Un dispositivo simile a un orologio da polso misura i livelli di citochine nel sudore passivo.

 

All’inizio della pandemia COVID-19, i medici hanno riconosciuto che i pazienti che hanno sviluppato una “tempesta di citochine” – un’ondata di proteine ​​immunitarie pro-infiammatorie – erano spesso i più malati e ad alto rischio di morte. Ma una tempesta di citochine può verificarsi anche in altre malattie, come l’influenza. Il 16 aprile, all’American Chemical Society (ACS), ACS Spring 2021, gli scienziati hanno riportato i risultati preliminari su un sensore del sudore che funge da sistema di allarme precoce per un’imminente tempesta di citochine, che potrebbe aiutare i medici a trattare i pazienti in modo più efficace.

“Soprattutto nel contesto di COVID-19, monitorare le citochine pro-infiammatorie potrebbe permettere di trattare i pazienti precocemente, anche prima che sviluppino i sintomi”, afferma Shalini Prasad, dell’Università del Texas a Dallas, che ha presentato progetto e studio all’ACS.

La diagnosi precoce è importante perché una volta scatenata una tempesta di citochine, l’eccessiva infiammazione può danneggiare gli organi, causando gravi malattie e morte. Al contrario, se i medici potessero somministrare steroidi o altre terapie non appena i livelli di citochine iniziano a salire, i ricoveri e i decessi potrebbero essere ridotti.

Sebbene gli esami del sangue possano misurare le citochine, sono difficili da eseguire a casa e non possono monitorare continuamente i livelli delle proteine. Le citochine vengono escrete nel sudore a livelli inferiori rispetto al sangue. Per raccogliere abbastanza sudore per i test, gli scienziati hanno chiesto ai pazienti di fare esercizio fisico o hanno applicato una piccola corrente elettrica alla pelle dei pazienti. Tuttavia, queste procedure possono alterare i livelli di citochine, osserva Prasad.

“Quando si tratta di citochine, abbiamo scoperto che devi misurarle nel sudore passivo. Ma la grande sfida è che non sudiamo molto, soprattutto in ambienti con aria condizionata”. Prasad stima che la maggior parte delle persone produca solo circa 5 microlitri, o un decimo di goccia, di sudore passivo in un quadrato di pelle di 0,5 pollici in 10 minuti. Quindi i ricercatori volevano sviluppare un metodo estremamente sensibile per misurare i livelli di citochine in piccole quantità di sudore passivo. Hanno attinto al loro precedente lavoro su un sensore di sudore indossabile per monitorare i marker di malattia infiammatoria intestinale (IBD). Il dispositivo simile a un orologio da polso, commercializzato da EnLiSense LLC (una società co-fondata da Prasad), misura i livelli di due proteine ​​che aumentano durante le riacutizzazioni di IBD.

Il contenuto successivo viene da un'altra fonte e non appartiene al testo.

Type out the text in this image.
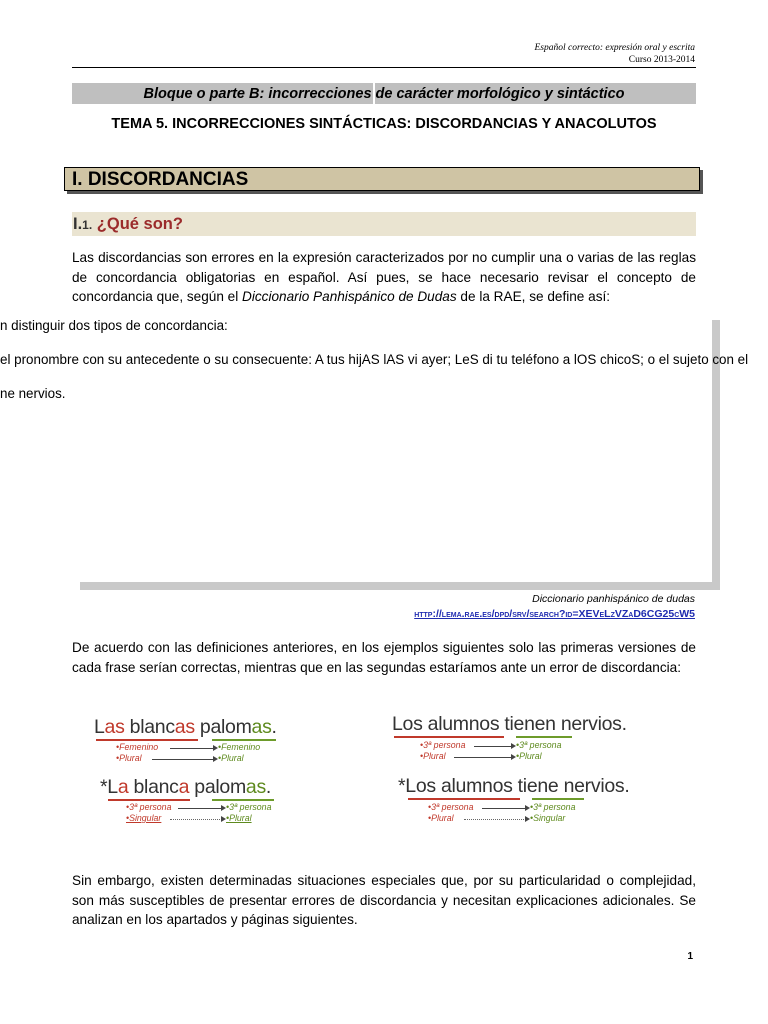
Español correcto: expresión oral y escrita
Curso 2013-2014
Bloque o parte B: incorrecciones de carácter morfológico y sintáctico
TEMA 5. INCORRECCIONES SINTÁCTICAS: DISCORDANCIAS Y ANACOLUTOS
I. DISCORDANCIAS
I.1. ¿Qué son?
Las discordancias son errores en la expresión caracterizados por no cumplir una o varias de las reglas de concordancia obligatorias en español. Así pues, se hace necesario revisar el concepto de concordancia que, según el Diccionario Panhispánico de Dudas de la RAE, se define así:
n distinguir dos tipos de concordancia:
el pronombre con su antecedente o su consecuente: A tus hijAS lAS vi ayer; LeS di tu teléfono a lOS chicoS; o el sujeto con el
ne nervios.
Diccionario panhispánico de dudas
http://lema.rae.es/dpd/srv/search?id=XEVeLzVZaD6CG25cW5
De acuerdo con las definiciones anteriores, en los ejemplos siguientes solo las primeras versiones de cada frase serían correctas, mientras que en las segundas estaríamos ante un error de discordancia:
Las blancas palomas.
•Femenino
•Plural
•Femenino
•Plural
*La blanca palomas.
•3ª persona
•Singular
•3ª persona
•Plural
Los alumnos tienen nervios.
•3ª persona
•Plural
•3ª persona
•Plural
*Los alumnos tiene nervios.
•3ª persona
•Plural
•3ª persona
•Singular
Sin embargo, existen determinadas situaciones especiales que, por su particularidad o complejidad, son más susceptibles de presentar errores de discordancia y necesitan explicaciones adicionales. Se analizan en los apartados y páginas siguientes.
1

Quando il dispositivo viene indossato sul braccio, il sudore passivo si diffonde su una striscia sensore usa e getta fissata a un lettore elettronico. La striscia del sensore, che contiene due elettrodi, è rivestita con anticorpi che si legano alle due proteine. Il legame delle proteine ​​ai loro anticorpi modifica la corrente elettrica che scorre attraverso il sensore. Il lettore trasferisce quindi in modalità wireless questi dati a un’app per smartphone che converte le misurazioni elettriche in concentrazioni di proteine. Dopo alcuni minuti, il vecchio sudore si diffonde e il sudore appena espulso entra nella striscia per l’analisi.

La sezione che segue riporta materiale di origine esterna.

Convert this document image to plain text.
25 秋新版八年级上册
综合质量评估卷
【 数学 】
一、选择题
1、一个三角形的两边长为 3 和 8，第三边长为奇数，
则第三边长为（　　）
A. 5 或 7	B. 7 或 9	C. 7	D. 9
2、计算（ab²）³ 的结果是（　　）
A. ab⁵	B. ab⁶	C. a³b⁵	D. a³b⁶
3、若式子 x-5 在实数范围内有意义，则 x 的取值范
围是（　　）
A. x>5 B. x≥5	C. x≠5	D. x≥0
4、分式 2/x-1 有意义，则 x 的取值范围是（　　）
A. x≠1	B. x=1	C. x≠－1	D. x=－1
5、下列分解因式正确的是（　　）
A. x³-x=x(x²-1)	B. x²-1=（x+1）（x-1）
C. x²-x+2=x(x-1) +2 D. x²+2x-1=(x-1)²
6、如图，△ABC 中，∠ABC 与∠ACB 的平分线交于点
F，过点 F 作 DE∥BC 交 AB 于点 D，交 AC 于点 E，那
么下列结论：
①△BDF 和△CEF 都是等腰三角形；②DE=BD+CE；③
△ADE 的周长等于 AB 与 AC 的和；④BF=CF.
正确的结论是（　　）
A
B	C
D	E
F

Per il loro nuovo sensore di citochine (chiamato SWEATSENSER Dx), i ricercatori hanno realizzato strisce sensore con anticorpi contro sette proteine ​​pro-infiammatorie: interleuchina-6 (IL-6), IL-8, fattore di necrosi tumorale-α (TNF-α), Legante induttore di apoptosi correlato al TNF, IL-10, proteina-10 indotta da interferone γ e proteina C-reattiva. Hanno inserito le strisce nel loro dispositivo e, in un piccolo studio osservazionale, le hanno testate su sei persone sane e cinque persone con influenza. Due dei malati hanno mostrato livelli elevati di citochine e, in tutti i partecipanti, le citochine nel sudore passivo erano correlate con i livelli delle stesse proteine ​​nel siero.

Lo SWEATSENSER Dx era anche abbastanza sensibile da misurare le citochine nei pazienti che assumevano anti-infiammatori, che espellono le citochine nel range di concentrazione di pochi pico-grammi per millilitro. Il dispositivo ha monitorato i livelli di citochine fino a 168 ore prima che fosse necessario sostituire la striscia del sensore.

I ricercatori hanno ora avviato sperimentazioni cliniche del sensore di citochine in persone con infezioni respiratorie.